Валерия Сергеевна Срезневская:
Совсем маленькой девочкой она писала стихи. И отец в шутку называл ее поэтом. Непокорная и чересчур свободолюбивая, она в семье была очень любима, но не пользовалась большим доверием. Все считали, что она может наделать много хлопот: уйти на долгое время из дома, не сказав никому ни слова, или уплыть далеко-далеко в море, где уже и татарчата не догонят ее, вскарабкаться на крышу — поговорить с луной, — словом, огорчить прелестную синеглазую маму и добродушную и веселую фрейлейн Монику. Вот мое первое впечатление от высокой, слишком тоненькой стриженой девочки.
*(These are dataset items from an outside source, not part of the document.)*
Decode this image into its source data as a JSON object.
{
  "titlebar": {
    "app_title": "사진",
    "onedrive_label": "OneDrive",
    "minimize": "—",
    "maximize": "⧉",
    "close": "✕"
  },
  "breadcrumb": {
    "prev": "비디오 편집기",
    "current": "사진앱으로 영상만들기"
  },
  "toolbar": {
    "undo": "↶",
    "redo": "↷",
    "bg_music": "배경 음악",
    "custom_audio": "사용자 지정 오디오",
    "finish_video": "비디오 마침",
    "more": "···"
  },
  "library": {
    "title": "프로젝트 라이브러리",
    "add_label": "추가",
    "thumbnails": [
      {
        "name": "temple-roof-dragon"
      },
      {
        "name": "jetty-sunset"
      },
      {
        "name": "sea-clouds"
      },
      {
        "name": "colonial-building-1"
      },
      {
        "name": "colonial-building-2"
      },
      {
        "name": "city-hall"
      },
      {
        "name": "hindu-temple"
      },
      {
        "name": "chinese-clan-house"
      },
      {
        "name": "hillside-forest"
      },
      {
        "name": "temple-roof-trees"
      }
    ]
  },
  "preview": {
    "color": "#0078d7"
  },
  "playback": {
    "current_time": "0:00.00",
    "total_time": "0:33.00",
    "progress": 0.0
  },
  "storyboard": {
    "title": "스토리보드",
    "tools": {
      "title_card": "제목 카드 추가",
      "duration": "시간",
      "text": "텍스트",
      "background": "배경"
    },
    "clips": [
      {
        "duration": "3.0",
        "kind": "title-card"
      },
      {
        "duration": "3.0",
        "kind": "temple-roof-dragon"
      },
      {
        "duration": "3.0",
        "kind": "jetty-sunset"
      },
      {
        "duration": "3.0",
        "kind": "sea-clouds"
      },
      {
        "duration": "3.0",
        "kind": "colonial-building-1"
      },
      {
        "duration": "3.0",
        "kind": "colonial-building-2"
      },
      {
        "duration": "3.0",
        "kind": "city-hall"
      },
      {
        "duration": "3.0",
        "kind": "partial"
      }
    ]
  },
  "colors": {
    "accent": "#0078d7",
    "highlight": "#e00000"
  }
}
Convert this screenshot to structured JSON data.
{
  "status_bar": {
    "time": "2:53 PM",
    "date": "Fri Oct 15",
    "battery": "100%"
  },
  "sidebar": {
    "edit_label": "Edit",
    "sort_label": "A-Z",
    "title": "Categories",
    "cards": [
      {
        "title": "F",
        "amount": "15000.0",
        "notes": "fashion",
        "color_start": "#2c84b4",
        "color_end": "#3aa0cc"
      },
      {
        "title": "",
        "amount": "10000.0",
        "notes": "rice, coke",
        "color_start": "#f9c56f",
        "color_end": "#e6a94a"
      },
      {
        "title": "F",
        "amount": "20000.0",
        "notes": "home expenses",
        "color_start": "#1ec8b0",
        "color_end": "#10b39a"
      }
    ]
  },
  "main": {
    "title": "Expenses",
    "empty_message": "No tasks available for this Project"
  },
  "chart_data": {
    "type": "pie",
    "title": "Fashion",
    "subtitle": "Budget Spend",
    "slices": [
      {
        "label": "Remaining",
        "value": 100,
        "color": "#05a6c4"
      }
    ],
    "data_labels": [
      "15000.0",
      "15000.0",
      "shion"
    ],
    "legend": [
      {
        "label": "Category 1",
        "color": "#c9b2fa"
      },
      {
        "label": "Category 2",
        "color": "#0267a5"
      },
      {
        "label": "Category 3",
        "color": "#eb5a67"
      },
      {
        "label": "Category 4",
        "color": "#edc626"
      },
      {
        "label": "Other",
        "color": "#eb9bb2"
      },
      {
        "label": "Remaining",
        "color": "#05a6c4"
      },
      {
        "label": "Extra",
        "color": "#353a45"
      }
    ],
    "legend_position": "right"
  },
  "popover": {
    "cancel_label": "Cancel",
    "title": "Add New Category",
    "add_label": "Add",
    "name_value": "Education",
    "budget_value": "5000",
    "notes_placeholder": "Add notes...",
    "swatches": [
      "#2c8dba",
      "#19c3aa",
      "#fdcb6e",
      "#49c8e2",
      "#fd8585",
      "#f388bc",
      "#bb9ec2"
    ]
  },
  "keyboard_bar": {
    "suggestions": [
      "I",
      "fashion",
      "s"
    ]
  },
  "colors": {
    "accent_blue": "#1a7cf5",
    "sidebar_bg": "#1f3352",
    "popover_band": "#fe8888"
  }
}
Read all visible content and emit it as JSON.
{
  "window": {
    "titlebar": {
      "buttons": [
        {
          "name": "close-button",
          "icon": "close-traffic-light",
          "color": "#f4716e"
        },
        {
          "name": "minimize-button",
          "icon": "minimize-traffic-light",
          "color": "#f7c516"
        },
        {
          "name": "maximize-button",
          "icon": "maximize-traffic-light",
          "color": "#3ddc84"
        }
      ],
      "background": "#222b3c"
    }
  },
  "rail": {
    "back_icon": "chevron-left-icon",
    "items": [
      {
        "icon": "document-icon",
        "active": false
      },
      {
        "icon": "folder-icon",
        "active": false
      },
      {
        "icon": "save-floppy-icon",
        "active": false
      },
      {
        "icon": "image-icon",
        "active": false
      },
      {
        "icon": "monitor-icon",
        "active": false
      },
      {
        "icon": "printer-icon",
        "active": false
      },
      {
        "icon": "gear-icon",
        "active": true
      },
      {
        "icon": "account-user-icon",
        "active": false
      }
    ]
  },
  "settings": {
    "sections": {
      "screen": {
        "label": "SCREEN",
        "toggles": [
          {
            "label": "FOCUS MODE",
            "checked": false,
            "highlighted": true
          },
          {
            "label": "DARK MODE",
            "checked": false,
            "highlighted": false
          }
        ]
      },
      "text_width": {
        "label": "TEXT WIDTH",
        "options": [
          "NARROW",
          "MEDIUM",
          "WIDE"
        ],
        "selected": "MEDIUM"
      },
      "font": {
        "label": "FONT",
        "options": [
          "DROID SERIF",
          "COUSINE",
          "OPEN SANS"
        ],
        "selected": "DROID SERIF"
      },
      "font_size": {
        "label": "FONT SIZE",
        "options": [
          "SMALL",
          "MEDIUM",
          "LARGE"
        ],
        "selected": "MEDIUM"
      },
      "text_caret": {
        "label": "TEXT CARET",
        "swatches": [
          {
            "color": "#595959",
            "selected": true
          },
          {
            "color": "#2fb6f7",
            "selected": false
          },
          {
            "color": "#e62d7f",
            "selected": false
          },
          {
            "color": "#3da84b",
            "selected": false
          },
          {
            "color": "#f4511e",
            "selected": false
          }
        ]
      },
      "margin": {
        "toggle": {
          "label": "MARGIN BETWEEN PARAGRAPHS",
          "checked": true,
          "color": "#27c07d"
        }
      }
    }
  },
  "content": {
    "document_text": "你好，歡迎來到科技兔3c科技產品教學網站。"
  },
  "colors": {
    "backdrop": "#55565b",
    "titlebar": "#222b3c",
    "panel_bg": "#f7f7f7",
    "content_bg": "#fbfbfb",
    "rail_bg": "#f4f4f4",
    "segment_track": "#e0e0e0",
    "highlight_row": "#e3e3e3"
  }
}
Виталий Яковлевич Виленкин:
В мрачноватой царскосельской квартире Горенко на углу Безымянного переулка и Широкой улицы из-за тяжелого характера отца атмосфера часто сгущается, девочке живется невесело, одиноко. Дружит она, кажется, только со старшим братом Андреем (у нее были три сестры и два брата) и со своей соседкой Валей Тюльпановой. Но пока она еще маленькая, ей приходится чинно гулять по паркам с гувернанткой-француженкой. Девочка ноет, что ей «ску-учно-о», на что следует невозмутимый и неизменный ответ: «Не понимаю почему. Есть столько занятий. Вы можете, например, нарвать цветов и возложить их на могилу собак ее величества», — ответ, от которого становится уже нестерпимо тошно.
Валерия Сергеевна Срезневская:
Она была неутомимой наядой в воде, неутомимой скиталицей-пешеходом, лазала как кошка и плавала как рыба. Почему-то ее считали «лунатичкой», и она не очень импонировала «добродетельным» обывательницам затхлого и очень дурно и глупо воспитанного Царского Села, имевшего все недостатки близкой столицы без ее достоинств, как и полагается пригородам.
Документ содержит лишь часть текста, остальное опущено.